Seules les personnes physiques subissant un dommage dont la cause commune résulte d’un manquement aux dispositions de la loi Informatique et Libertés pourront agir. On ne peut ici s’empêcher de penser à la class action contre Yahoo. Tout comme dans cette affaire, il sera désormais possible d’intenter une action à défaut de respect des règles de notification de failles de sécurité. Dans le cas présent, il est notamment reproché l’apparente indifférence du groupe face à la sécurité et la protection des données des utilisateurs en n’intimant pas à ces derniers de reconfigurer leurs comptes.

Bitdefender

Il ne sera donc possible d’agir qu’au travers de certaines associations (« ayant pour objet statutaire la protection de la vie privée et la protection des données à caractère personnel » et déclarées depuis au moins cinq ans, ou agréée au niveau national au sens de l’article 811-1 du Code de la consommation, ou encore une organisation syndicale de salariés ou de fonctionnaires quand cela « affecte les intérêts des personnes que les statuts de ces organisations les chargent de défendre »).

Une illusion d’action de groupe ?

Force est de s’interroger si le pouvoir législatif est allé au cœur de la substantifique moelle de la class action. Rappelons simplement qu’en matière de protection des données personnelles, on ne pourra obtenir que la cessation d’un manquement, mais en aucun cas sa réparation. Aucune indemnisation ne sera donc possible pour les victimes par ce biais : il faudra donc porter plainte individuellement devant la CNIL.
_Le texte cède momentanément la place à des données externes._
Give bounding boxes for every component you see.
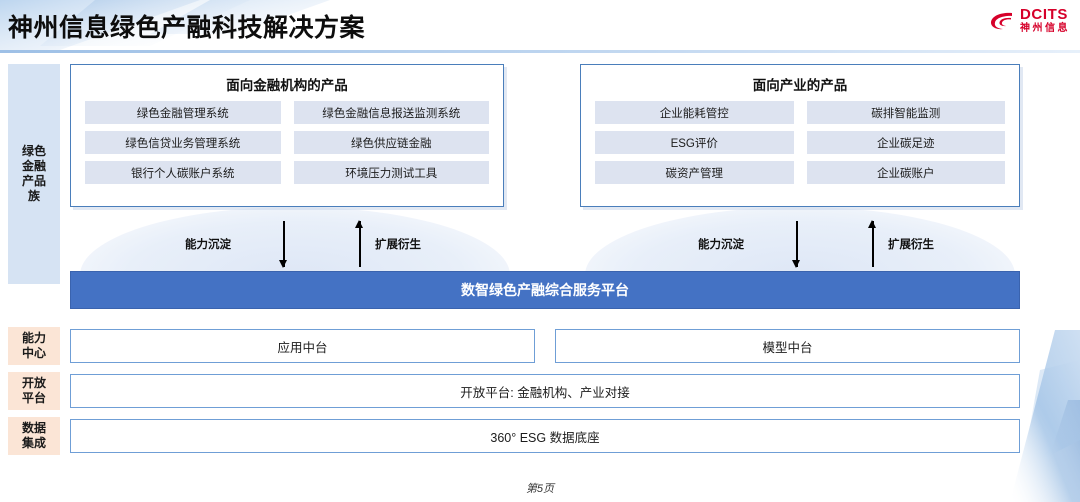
product-chip[interactable]: 企业能耗管控 bbox=[595, 101, 794, 124]
sidebar-label-line: 开放 bbox=[21, 376, 46, 390]
product-chip[interactable]: 银行个人碳账户系统 bbox=[85, 161, 281, 184]
brand-logo: DCITS 神州信息 bbox=[989, 7, 1070, 34]
flow-label-capability-precipitation: 能力沉淀 bbox=[185, 239, 231, 251]
panel-financial-institution-products: 面向金融机构的产品 绿色金融管理系统 绿色金融信息报送监测系统 绿色信贷业务管理… bbox=[70, 64, 504, 207]
sidebar-item-data-integration[interactable]: 数据 集成 bbox=[8, 417, 60, 455]
layer-box-data-foundation[interactable]: 360° ESG 数据底座 bbox=[70, 419, 1020, 453]
product-chip[interactable]: 碳排智能监测 bbox=[806, 101, 1005, 124]
sidebar-label-line: 集成 bbox=[21, 436, 46, 450]
panel-industry-products: 面向产业的产品 企业能耗管控 碳排智能监测 ESG评价 企业碳足迹 碳资产管理 … bbox=[580, 64, 1020, 207]
flow-label-expansion-derivation: 扩展衍生 bbox=[375, 239, 421, 251]
swoosh-icon bbox=[990, 12, 1012, 29]
panel-title: 面向产业的产品 bbox=[752, 78, 848, 93]
sidebar-label-line: 绿色 bbox=[21, 144, 46, 158]
arrow-down-icon bbox=[790, 221, 804, 268]
panel-title: 面向金融机构的产品 bbox=[226, 78, 348, 93]
layer-row-data-foundation: 360° ESG 数据底座 bbox=[70, 419, 1020, 453]
product-chip[interactable]: 绿色信贷业务管理系统 bbox=[85, 131, 281, 154]
logo-en-text: DCITS bbox=[1020, 6, 1068, 23]
arrow-up-icon bbox=[866, 220, 880, 267]
sidebar-label-line: 能力 bbox=[21, 331, 46, 345]
flow-label-expansion-derivation: 扩展衍生 bbox=[888, 239, 934, 251]
page-number: 第5页 bbox=[525, 483, 555, 495]
sidebar-item-product-family[interactable]: 绿色 金融 产品 族 bbox=[8, 64, 60, 284]
flow-label-capability-precipitation: 能力沉淀 bbox=[698, 239, 744, 251]
sidebar-label-line: 金融 bbox=[21, 159, 46, 173]
page-title: 神州信息绿色产融科技解决方案 bbox=[8, 14, 366, 42]
header-divider bbox=[0, 50, 1080, 53]
product-chip[interactable]: ESG评价 bbox=[595, 131, 794, 154]
sidebar-label-line: 族 bbox=[27, 189, 40, 203]
arrow-down-icon bbox=[277, 221, 291, 268]
sidebar-label-line: 平台 bbox=[21, 391, 46, 405]
sidebar-label-line: 中心 bbox=[21, 346, 46, 360]
sidebar-label-line: 产品 bbox=[21, 174, 46, 188]
diagram-stage: 绿色 金融 产品 族 能力 中心 开放 平台 数据 集成 面向金融机构的产品 绿… bbox=[0, 52, 1080, 502]
layer-row-open-platform: 开放平台: 金融机构、产业对接 bbox=[70, 374, 1020, 408]
logo-cn-text: 神州信息 bbox=[1020, 23, 1070, 34]
platform-bar[interactable]: 数智绿色产融综合服务平台 bbox=[70, 271, 1020, 309]
flow-group-right: 能力沉淀 扩展衍生 bbox=[638, 217, 1020, 275]
sidebar-label-line: 数据 bbox=[21, 421, 46, 435]
product-chip[interactable]: 企业碳账户 bbox=[806, 161, 1005, 184]
layer-box-open-platform[interactable]: 开放平台: 金融机构、产业对接 bbox=[70, 374, 1020, 408]
product-chip-grid: 企业能耗管控 碳排智能监测 ESG评价 企业碳足迹 碳资产管理 企业碳账户 bbox=[581, 101, 1019, 184]
product-chip[interactable]: 碳资产管理 bbox=[595, 161, 794, 184]
layer-box-application-midend[interactable]: 应用中台 bbox=[70, 329, 535, 363]
arrow-up-icon bbox=[353, 220, 367, 267]
product-chip[interactable]: 环境压力测试工具 bbox=[293, 161, 489, 184]
product-chip[interactable]: 绿色供应链金融 bbox=[293, 131, 489, 154]
product-chip[interactable]: 绿色金融信息报送监测系统 bbox=[293, 101, 489, 124]
product-chip[interactable]: 绿色金融管理系统 bbox=[85, 101, 281, 124]
product-chip[interactable]: 企业碳足迹 bbox=[806, 131, 1005, 154]
product-chip-grid: 绿色金融管理系统 绿色金融信息报送监测系统 绿色信贷业务管理系统 绿色供应链金融… bbox=[71, 101, 503, 184]
flow-group-left: 能力沉淀 扩展衍生 bbox=[125, 217, 505, 275]
layer-row-capability: 应用中台 模型中台 bbox=[70, 329, 1020, 363]
layer-box-model-midend[interactable]: 模型中台 bbox=[555, 329, 1020, 363]
sidebar-item-open-platform[interactable]: 开放 平台 bbox=[8, 372, 60, 410]
page-header: 神州信息绿色产融科技解决方案 DCITS 神州信息 bbox=[0, 0, 1080, 52]
sidebar-item-capability-center[interactable]: 能力 中心 bbox=[8, 327, 60, 365]
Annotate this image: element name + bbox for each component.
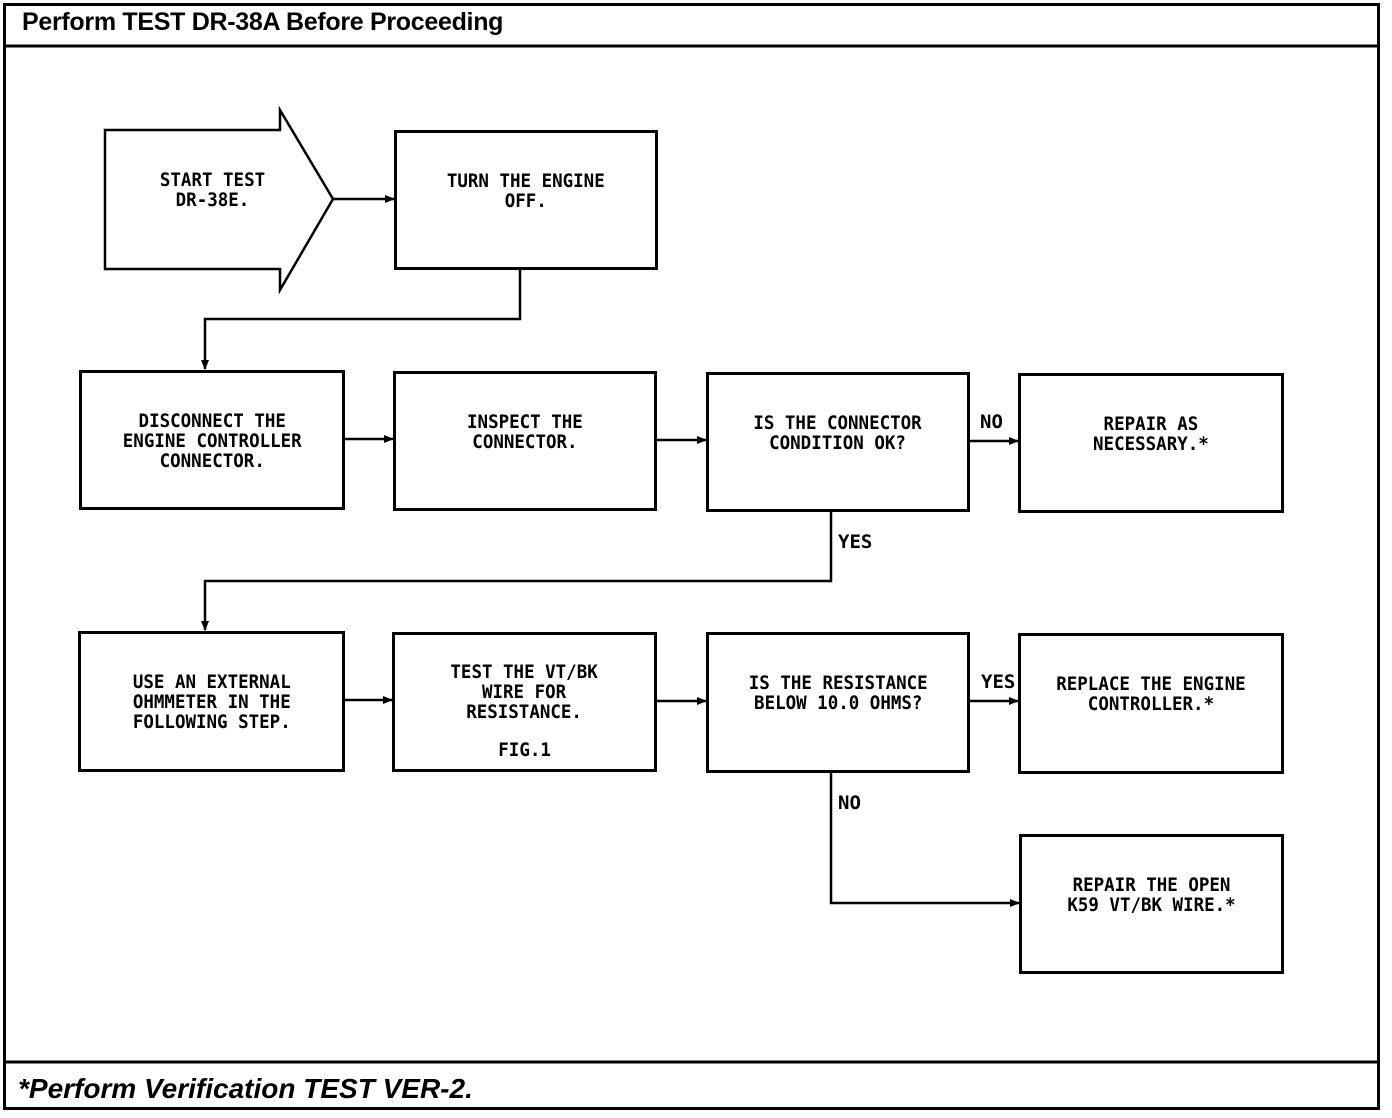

Seules certaines associations pour qui la protection des données personnelles touche à leur objet comme la Quadrature du Net pourraient exercer de pareilles actions, étant entendu que cette dernière ne pourrait le faire avant 2018… pour respecter les cinq années d’existence légale.

Cette class action qui n’en est apparemment pas vraiment une, laisse un goût doux amer notamment à la Présidente de la CNIL pour qui « Le législateur n’a visiblement pas souhaité aller au bout des propositions qui lui avaient été faites. Nous le regrettons, parce qu’aussi bien au niveau national qu’au niveau du G29, c »est un nouvel outil qui nous paraissait utile et correspondant à des attentes assez fortes de la part des consommateurs et des utilisateurs français et européens ».

Ce tour de passe-passe législatif semble peu satisfaisant pour les défenseurs de la protection des données, qui reste le parent pauvre de l’action de groupe puisqu’il sera possible d’obtenir une indemnisation dans d’autres secteurs (environnement et santé). Sans réparation financière, il est donc difficile d’imaginer les utilisateurs se mobiliser pour intenter cette action qui n’aura pour but que la mise en conformité.

Bref, la Erin Brockovitch de la donnée personnelle à la française ne se révélera pas demain…

*Le projet a été présenté au Conseil des ministres le 31 juillet 2015.